L’Association Stéphane LAMART « Pour la défense des droits des animaux », reconnue d’Utilité Publique, était présente jeudi 21 février 2019, à 8 heures 30 au Tribunal Correctionnel de Perpignan dans le cadre d’une affaire de sévices graves infligés sur une chatte, dans laquelle elle s’était constituée partie civile.

Le 7 octobre 2017, une habitante de la commune de Millas (66) a découvert Wendy, une chatte, blessée au pied d’un immeuble après avoir été jetée, par sa propriétaire, du 2éme étage de son domicile, et ce, pour la tuer.

Grace à la mobilisation du voisinage, la chatte, victime d’une fracture du bassin, et qui était en plus, dans un état d’amaigrissement sévère a pu être secourue par une association de protection animale.

Lors de son audition, la propriétaire a expliqué avoir, jeté Wendy par la fenêtre à cause de son agressivité.

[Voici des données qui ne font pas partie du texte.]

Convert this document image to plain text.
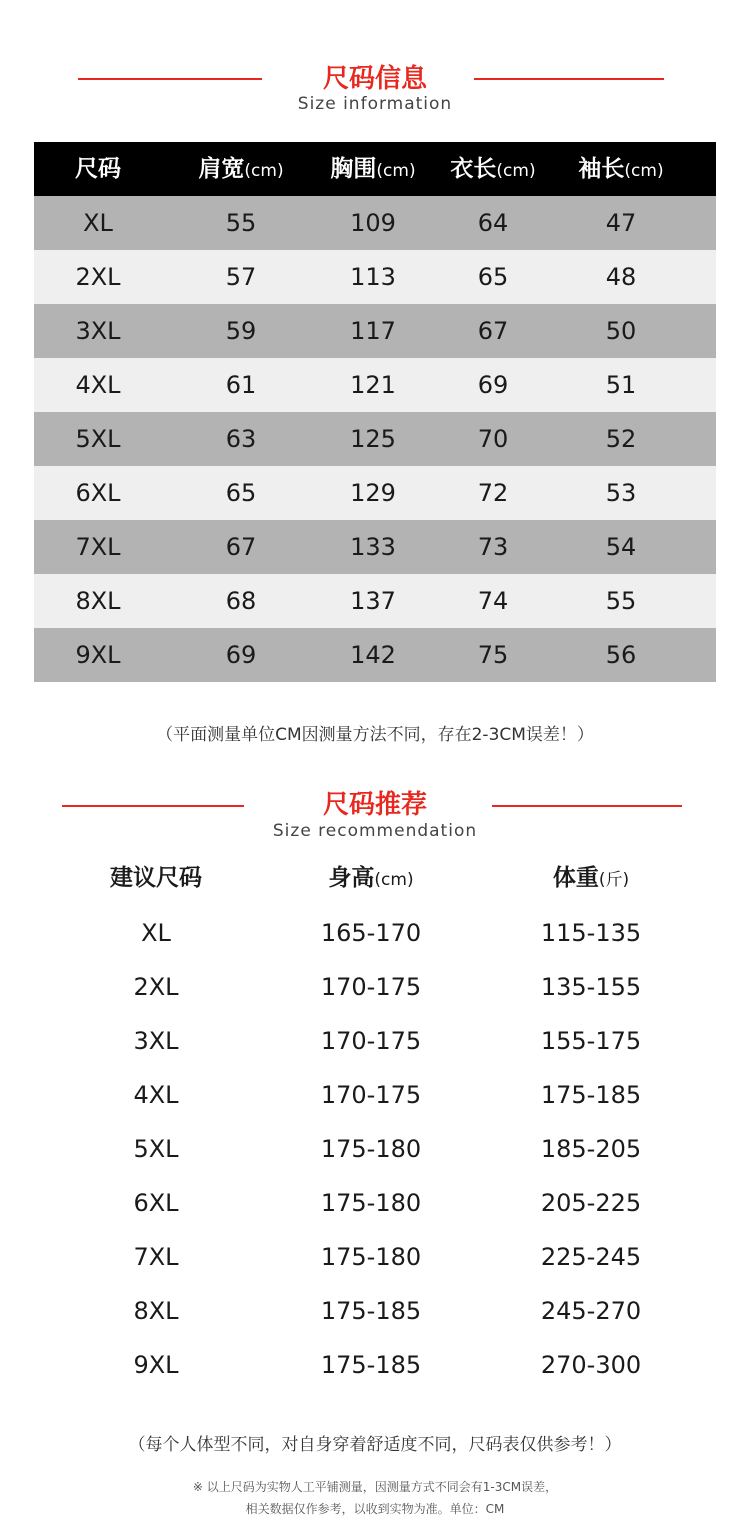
尺码信息
Size information
尺码	肩宽(cm)	胸围(cm)	衣长(cm)	袖长(cm)
XL	55	109	64	47
2XL	57	113	65	48
3XL	59	117	67	50
4XL	61	121	69	51
5XL	63	125	70	52
6XL	65	129	72	53
7XL	67	133	73	54
8XL	68	137	74	55
9XL	69	142	75	56
（平面测量单位CM因测量方法不同，存在2-3CM误差！）
尺码推荐
Size recommendation
建议尺码	身高(cm)	体重(斤)
XL	165-170	115-135
2XL	170-175	135-155
3XL	170-175	155-175
4XL	170-175	175-185
5XL	175-180	185-205
6XL	175-180	205-225
7XL	175-180	225-245
8XL	175-185	245-270
9XL	175-185	270-300
（每个人体型不同，对自身穿着舒适度不同，尺码表仅供参考！）
※ 以上尺码为实物人工平铺测量，因测量方式不同会有1-3CM误差，
相关数据仅作参考，以收到实物为准。单位：CM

De ce fait, l’Association Stéphane LAMART « pour la défense des droits des animaux » avait donc déposé plainte et s’était constituée partie civile dans cette triste affaire, laquelle était présente ce jeudi à l’audience au Tribunal Correctionnel de Perpignan à 8 heures 30, pour lequel notre avocat, Maître Sébastien CARTON a plaidé.

La prévenue a été reconnue coupable des faits lui étant reprochés ; en répression, le Tribunal l’a condamné à 4 mois de prison avec sursis, une peine de 500 euros d’amende, l’interdiction de détenir un animal domestique ainsi que la confiscation de la chatte Wendy, placée depuis dans une association de protection animale et d’un second chat qui appartient à son ex-compagnon, qui doit donc, lui être rendu au plus vite.

Par ailleurs, sur les intérêts civils, la prévenue a été condamnée à payer à notre Association la somme de 500 euros à titre de dommages et intérêts ainsi que la somme de 500 euros sur le fondement des dispositions de l’article 475-1 du Code de Procédure pénale.

Pour Stéphane LAMART, Président de l’Association éponyme, il se dit satisfait de la décision rendue par la justice.